TL;DR - Don’t think about this so literality. VFX is a creative technical art, fake it if you can. Shoot that’s kind of games in general, but I digress
The VR thing is the biggest kick in the pants, as now you have to design what it looks like to put your head into the storm here as well as not drop the framerate. To me, that says Post Process Effect. Smudge the lens. Something like this. Since you are in VR, that also means you’ll have issues if you use standard camera facing cards, as they will move as your head moves, and break the effect. I recall seeing something by @Wyeth that talks about fixing these sorts of errors, but I don’t recall what. Sorry 'bout that. You’ll probably have to fake the volumetrics too. Again, I like what you made, but I have to wonder about the frame rate when this is in VR with whatever else(?) is in your project. If your project is just this, then maybe you’ll get away with it? Not sure.
Again, I’m making alot of assumptions here. I presume you want a giant swirling storm looking thing. I’ve been playing around with spawning volumetric fog off of meshes with particle systems in Unreal 4, and I think the resolution you would need to give proper fidelity would be prohibitive. Plus, on animated meshes (in my case a biped) the fog takes noticeable time to update each frame, and it’s not fluid. The voxels are obvious.
In other words, how good are you with shaders? To me, going fully mesh based in your VFX would be the best bet if mixed with Post Process.
It’s a lot of work you got for yourself here, as the motion is the silhouette. I don’t know if you could get away with this in VR, but… MAYBE you could get away with some Tessellation hackery? I don’t know. Again, VR VFX is not in my observed study at the moment.
I would recommend in search looking up Skybox or Skybox VFX, as that’s basically what you are doing anyway.
That’s what I have at the moment, no idea if any of this helps but… eh. ¯\(ツ)/¯
Goodluck on your project.
3 Day Later Edit: Was lurking through the RTVFX Search, and came across something that looks pretty much like you’re going for basicly 1-to-1. Had to share. Looks like @Spyro is your go to guy here! His #22 work is good but #12 over here… MMMM.
I would like to say thanks to everyone who replied to this forum, I began to take the mesh approach, but my producer suggested my time would best be spent learning Niagara because he believed it would allow for more advanced effects in the future and boy was HE RIGHT! It was as simple as applying a vortex force module in order to get the motion I desired. I learned alot playing around with Houdini and volumetric fog, but here is what I ended up creating in Niagara using a looping smoke sprite sheet.
looking cool! Be sure to keep your performance in check as well. If you’re spawning a bunch of sprites with transparency, you need to be careful with how many particles you spawn in.
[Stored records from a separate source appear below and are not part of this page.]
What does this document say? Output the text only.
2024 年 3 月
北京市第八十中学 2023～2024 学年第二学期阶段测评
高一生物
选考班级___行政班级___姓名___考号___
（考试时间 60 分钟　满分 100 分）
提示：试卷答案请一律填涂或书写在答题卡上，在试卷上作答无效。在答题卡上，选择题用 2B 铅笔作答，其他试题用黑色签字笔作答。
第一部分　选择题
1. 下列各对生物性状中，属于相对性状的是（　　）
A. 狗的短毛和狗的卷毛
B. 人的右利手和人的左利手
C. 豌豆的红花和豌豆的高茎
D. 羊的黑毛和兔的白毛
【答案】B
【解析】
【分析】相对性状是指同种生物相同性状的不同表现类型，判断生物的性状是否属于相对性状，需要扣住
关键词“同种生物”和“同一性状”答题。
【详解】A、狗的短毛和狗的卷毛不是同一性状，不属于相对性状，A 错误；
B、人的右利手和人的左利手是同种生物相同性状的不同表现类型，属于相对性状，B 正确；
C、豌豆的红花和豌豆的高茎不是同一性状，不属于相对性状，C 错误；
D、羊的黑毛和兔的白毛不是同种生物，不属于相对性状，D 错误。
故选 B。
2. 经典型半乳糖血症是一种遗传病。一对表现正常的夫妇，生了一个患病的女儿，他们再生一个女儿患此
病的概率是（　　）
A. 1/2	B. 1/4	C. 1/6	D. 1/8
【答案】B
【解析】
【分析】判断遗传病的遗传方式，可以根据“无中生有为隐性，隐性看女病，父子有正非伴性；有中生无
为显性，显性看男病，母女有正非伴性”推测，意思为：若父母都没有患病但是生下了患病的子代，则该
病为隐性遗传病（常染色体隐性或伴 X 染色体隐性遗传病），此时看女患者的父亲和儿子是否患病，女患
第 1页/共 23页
In unreal they have a mode that lets you see the shader complexity, which is basically telling you how cheap or expensive any given pixel is on screen. If you overlap many transparent billboards/sprites, it tends to get pretty expensive and workarounds may be needed. I would guess that there are too many sprites being spawned here for practical real-world use, but you would need to check it yourself to be sure. Check “shader complexity” in viewport modes in the UE4 documentation to get you started! Viewport Modes in Unreal Engine | Unreal Engine 5.0 Documentation
Looking forward to seeing more!
Niagara still have problem with Instanced Stereo in VR. Hard to use in VR right now.